数据驱动的预测方法可以有效，准确地将蛋白质序列转化为生物活性结构，对于科学研究和治疗发展非常有价值。使用共同进化信息确定准确的折叠格局是现代蛋白质结构预测方法的成功基础。作为最新的状态，AlphaFold2显着提高了准确性，而无需进行明确的共同进化分析。然而，其性能仍然显示出对可用序列同源物的强烈依赖。我们研究了这种依赖性的原因，并提出了一种元生成模型Evogen，以弥补较差的MSA靶标的Alphafold2的表现不佳。 Evogen使我们能够通过降低搜索的MSA或生成虚拟MSA来操纵折叠景观，并帮助Alphafold2在低数据表方面准确地折叠，甚至通过单序预测来实现令人鼓舞的性能。能够用很少的MSA做出准确的预测，不仅可以更好地概括为孤儿序列的Alphafold2，而且使其在高通量应用程序中的使用民主化。此外，Evogen与AlphaFold2结合产生了一种概率结构生成方法，该方法可以探索蛋白质序列的替代构象，并且序列生成的任务意识可区分算法将使包括蛋白质设计在内的其他相关任务受益。

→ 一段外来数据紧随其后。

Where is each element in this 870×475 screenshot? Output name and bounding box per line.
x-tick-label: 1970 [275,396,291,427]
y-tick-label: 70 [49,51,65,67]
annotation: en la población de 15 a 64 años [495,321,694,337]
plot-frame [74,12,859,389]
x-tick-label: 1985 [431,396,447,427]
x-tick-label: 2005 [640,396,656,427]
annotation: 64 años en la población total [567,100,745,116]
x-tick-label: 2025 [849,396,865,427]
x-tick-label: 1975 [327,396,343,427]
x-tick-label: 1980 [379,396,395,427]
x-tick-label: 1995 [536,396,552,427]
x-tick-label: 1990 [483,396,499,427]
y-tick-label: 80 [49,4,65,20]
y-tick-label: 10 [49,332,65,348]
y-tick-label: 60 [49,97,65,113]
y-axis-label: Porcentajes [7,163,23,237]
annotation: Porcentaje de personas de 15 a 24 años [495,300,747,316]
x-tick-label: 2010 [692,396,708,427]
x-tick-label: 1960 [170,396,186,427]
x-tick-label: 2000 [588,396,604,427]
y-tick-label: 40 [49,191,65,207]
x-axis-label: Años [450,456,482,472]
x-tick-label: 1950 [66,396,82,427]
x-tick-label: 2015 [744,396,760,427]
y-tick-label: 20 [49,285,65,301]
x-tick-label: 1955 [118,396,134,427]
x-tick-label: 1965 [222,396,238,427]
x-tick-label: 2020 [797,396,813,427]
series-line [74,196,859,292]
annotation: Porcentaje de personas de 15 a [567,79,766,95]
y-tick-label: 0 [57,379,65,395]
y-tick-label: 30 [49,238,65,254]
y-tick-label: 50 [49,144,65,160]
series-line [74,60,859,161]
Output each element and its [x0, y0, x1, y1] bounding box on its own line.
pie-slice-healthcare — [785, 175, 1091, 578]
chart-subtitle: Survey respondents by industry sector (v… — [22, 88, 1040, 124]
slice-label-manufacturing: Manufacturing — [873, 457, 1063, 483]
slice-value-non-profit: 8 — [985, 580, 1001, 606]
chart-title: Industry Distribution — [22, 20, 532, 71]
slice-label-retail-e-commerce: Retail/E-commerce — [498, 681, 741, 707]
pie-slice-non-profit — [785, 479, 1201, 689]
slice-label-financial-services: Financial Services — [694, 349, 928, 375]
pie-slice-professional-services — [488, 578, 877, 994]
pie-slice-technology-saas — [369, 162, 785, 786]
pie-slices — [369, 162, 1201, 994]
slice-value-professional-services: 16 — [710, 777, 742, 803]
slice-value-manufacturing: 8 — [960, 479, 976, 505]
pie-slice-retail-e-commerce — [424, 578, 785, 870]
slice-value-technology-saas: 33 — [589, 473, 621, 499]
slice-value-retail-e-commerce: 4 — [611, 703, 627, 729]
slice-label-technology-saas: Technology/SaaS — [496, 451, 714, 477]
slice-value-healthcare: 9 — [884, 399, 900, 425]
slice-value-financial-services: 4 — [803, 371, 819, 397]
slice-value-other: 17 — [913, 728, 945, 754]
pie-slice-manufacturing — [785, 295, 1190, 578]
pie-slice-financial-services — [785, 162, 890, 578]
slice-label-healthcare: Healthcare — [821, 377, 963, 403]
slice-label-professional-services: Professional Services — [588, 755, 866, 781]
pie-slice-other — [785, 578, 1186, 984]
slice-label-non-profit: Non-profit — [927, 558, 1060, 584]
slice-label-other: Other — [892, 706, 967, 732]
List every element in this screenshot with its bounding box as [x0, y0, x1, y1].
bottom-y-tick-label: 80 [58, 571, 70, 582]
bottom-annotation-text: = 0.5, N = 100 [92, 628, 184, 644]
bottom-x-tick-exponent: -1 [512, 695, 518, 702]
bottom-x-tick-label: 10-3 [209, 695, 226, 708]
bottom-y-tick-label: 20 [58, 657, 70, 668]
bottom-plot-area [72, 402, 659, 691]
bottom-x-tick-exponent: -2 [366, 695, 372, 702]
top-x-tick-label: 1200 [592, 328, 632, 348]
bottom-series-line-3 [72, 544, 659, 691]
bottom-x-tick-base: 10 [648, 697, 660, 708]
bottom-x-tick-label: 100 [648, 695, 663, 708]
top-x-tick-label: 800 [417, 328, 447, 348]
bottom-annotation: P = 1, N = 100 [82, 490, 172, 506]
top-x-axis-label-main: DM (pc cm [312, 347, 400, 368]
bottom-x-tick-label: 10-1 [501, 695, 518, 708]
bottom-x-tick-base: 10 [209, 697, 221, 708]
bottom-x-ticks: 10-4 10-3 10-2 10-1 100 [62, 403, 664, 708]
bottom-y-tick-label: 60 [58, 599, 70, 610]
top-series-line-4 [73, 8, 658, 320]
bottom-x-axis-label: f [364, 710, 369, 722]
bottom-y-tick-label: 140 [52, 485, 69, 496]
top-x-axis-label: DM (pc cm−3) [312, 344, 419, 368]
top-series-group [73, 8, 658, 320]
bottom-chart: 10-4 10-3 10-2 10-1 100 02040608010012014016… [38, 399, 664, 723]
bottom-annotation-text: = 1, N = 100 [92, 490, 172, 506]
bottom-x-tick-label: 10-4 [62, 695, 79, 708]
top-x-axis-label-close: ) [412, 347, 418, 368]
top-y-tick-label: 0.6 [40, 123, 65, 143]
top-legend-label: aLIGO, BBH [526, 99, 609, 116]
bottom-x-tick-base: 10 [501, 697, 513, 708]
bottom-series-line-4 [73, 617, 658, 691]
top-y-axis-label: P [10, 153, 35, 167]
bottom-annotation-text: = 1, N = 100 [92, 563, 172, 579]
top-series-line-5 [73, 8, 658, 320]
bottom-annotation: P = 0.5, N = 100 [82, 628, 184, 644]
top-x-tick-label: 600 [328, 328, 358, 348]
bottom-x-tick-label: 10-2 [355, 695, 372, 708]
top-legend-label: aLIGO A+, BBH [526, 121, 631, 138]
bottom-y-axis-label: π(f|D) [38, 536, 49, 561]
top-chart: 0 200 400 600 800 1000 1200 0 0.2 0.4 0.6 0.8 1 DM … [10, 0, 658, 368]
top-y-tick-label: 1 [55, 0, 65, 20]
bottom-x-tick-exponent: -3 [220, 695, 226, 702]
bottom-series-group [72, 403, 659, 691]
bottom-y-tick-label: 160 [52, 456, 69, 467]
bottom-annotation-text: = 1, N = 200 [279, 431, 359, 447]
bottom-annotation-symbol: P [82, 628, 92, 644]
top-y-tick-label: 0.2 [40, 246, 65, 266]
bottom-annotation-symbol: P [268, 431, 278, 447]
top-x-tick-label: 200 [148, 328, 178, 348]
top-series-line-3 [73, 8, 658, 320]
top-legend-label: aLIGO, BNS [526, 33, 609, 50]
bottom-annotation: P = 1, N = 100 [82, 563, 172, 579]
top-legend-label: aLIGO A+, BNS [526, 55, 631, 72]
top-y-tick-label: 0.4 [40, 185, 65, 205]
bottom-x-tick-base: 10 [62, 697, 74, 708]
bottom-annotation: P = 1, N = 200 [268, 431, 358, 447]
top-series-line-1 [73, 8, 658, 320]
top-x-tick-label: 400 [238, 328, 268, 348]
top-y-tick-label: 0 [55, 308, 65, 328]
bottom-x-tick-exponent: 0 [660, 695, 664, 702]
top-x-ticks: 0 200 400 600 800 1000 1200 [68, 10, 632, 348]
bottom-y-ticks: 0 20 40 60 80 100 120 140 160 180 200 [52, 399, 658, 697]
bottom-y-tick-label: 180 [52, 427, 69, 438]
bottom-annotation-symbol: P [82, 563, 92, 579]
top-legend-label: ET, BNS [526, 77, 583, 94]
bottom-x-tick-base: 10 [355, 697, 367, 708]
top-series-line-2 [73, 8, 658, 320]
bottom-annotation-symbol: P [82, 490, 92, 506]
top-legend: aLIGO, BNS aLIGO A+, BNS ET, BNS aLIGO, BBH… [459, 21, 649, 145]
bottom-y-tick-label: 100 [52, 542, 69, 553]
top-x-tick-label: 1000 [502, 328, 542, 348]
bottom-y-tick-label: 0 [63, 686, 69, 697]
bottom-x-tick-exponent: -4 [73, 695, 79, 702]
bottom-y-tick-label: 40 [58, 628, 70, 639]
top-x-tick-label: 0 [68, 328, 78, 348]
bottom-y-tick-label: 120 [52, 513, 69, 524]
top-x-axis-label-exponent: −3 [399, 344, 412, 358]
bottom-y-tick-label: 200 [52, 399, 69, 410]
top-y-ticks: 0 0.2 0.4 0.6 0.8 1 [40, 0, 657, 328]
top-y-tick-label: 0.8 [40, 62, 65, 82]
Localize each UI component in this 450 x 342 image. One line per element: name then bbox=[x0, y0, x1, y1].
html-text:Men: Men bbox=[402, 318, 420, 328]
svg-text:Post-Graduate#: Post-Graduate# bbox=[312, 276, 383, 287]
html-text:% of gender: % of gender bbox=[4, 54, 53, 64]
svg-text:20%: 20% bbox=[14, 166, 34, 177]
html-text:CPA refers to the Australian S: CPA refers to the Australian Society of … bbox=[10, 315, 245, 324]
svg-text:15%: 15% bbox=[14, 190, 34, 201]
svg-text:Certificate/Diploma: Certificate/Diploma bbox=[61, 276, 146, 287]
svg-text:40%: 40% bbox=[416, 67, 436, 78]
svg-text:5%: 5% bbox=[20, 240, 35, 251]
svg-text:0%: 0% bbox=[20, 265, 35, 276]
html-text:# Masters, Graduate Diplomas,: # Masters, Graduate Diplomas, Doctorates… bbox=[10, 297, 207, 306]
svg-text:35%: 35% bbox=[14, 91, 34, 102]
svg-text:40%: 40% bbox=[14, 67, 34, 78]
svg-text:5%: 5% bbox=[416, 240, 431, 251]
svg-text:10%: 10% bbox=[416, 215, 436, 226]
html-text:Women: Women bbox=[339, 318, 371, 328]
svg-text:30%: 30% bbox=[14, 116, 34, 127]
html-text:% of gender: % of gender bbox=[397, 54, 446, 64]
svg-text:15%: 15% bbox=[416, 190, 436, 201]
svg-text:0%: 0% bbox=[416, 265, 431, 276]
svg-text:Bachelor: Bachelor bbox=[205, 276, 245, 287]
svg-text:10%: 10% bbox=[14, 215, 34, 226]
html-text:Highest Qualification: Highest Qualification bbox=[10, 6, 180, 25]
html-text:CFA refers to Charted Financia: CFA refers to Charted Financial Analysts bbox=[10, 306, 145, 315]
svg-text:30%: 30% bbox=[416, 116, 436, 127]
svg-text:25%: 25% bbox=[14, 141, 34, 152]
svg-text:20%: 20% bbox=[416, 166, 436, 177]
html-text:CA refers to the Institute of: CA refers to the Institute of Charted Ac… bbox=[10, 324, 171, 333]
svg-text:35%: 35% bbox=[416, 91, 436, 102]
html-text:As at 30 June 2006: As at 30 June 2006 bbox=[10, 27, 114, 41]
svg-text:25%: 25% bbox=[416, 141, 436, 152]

蛋白质是人类生命的重要组成部分，其结构对于功能和机制分析很重要。最近的工作表明了AI驱动方法对蛋白质结构预测的潜力。但是，新模型的开发受到数据集和基准测试培训程序的限制。据我们所知，现有的开源数据集远不足以满足现代蛋白质序列相关研究的需求。为了解决这个问题，我们介绍了具有高覆盖率和多样性的第一个百万级蛋白质结构预测数据集，称为PSP。该数据集由570K真实结构序列（10TB）和745K互补蒸馏序列（15TB）组成。此外，我们还提供了该数据集上SOTA蛋白结构预测模型的基准测试训练程序。我们通过参与客串比赛验证该数据集的实用程序进行培训，我们的模特赢得了第一名。我们希望我们的PSP数据集以及培训基准能够为AI驱动的蛋白质相关研究提供更广泛的AI/生物学研究人员社区。

部分微分方程（PDES）在科学和工程的许多学科中都是普遍的，难以解决。通常，PDE的闭合形式溶液不可用，数值近似方法是计算昂贵的。 PDE的参数在许多应用中是可变的，例如逆问题，控制和优化，风险评估和不确定性量化。在这些应用程序中，我们的目标是解决参数PDE而不是其中一个实例。我们所提出的方法，称为元 - 自动解码器（MAD），将参数PDES作为元学习问题求解，并利用\ Cite {Park2019DeepsDF}中的自动解码器结构来处理不同的任务/ PDE。从PDE管理方程和边界条件诱导的物理知识损失被用作不同任务的培训损失。疯狂的目标是学习一个良好的模型初始化，可以概括不同的任务，最终使未能学习的任务能够更快地学习。疯狂的灵感来自于（猜想）参数PDE解决方案的低维结构，并从流形学习的角度解释了我们的方法。最后，我们展示了疯狂的力量，虽然广泛的数值研究，包括汉堡等式，拉普尔斯方程和时域麦克斯韦方程。与其他深度学习方法相比，MAD表现出更快的收敛速度而不会失去准确性。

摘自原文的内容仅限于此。